Einführung synthetischer Kraftstoffe in NRW am Beispiel GTL - Anwendungspotenziale, ökologische, energiewirtschaftliche und industriepolitische Implikationen, Entwicklungsstufen und resultierende Chancen

  • Projekt-Nr.1146
  • Laufzeit 01/2008 - 07/2008

Im Auftrag des Ministeriums für Wirtschaft, Mittelstand und Energie (MWME) des Landes Nordrhein-Westfalen untersucht das Wuppertal Institut in Kooperation mit der FEV Motorentechnik GmbH und dem Institut für Verbrennungskraftmaschinen der RWTH Aachen die Möglichkeiten der Einführung synthetischer Kraftstoffe. Das Projekt wird durch die Shell Global Solutions GmbH und die RWE Power AG unterstützt.
Die Untersuchung stellt die erste Phase eines möglicherweise längerfristigen Projekts zur Markteinführung synthetischer Kraftstoffe dar. Das Ziel der Vorstudie ist eine ganzheitliche Analyse der verschiedenen Implikationen eines solchen alternativen Kraftstoffs am Beispiel von GTL (Gas to Liquids).
Folgende Fragen stehen im Vordergrund:

  • Welche Eigenschaften (auch in Bezug auf Treibhausgasminderungen) weist GTL über die gesamte Prozesskette auf?
  • Wie sind die fahrzeugtechnischen Voraussetzungen und Möglichkeiten im Bestand und bei der Optimierung?
  • Wie sind die Anwendungspotenziale für synthetische Kraftstoffe?
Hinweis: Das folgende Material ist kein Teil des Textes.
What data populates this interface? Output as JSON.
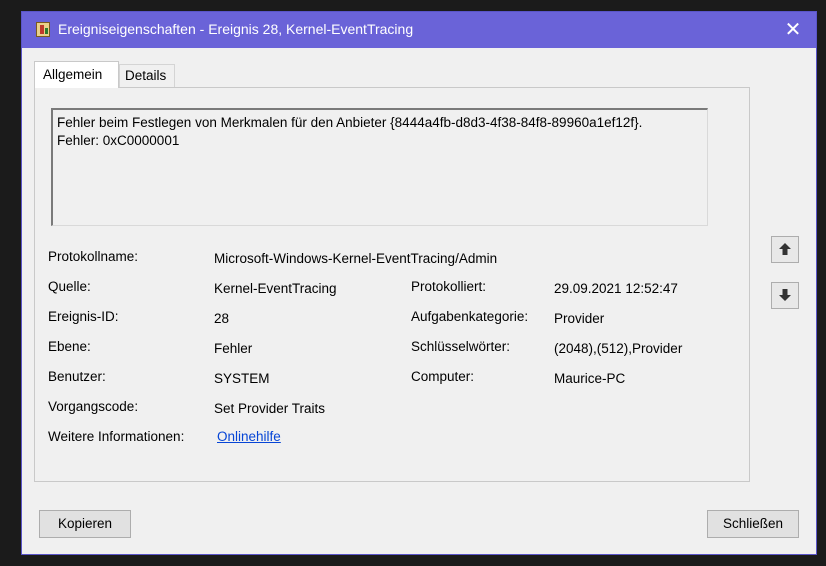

In welchen Flotten sollte der Kraftstoff eingesetzt werden, um einen möglichst hohen Optimierungsgrad zu erzielen? Welche Akteure in NRW sind bei der Markteinführung zu beteiligen?
  • Welche Effekte sind in Bezug auf den Klima- und Umweltschutz zu welchen Kosten zu erwarten?
  • Was sind die industrie- und energiepolitischen Auswirkungen einer großflächigen Einführung von GTL?
  • Inwieweit kann GTL als Brücke zu anderen synthetischen Kraftstoffen, etwa BTL (Biomass to Liquids), genutzt werden?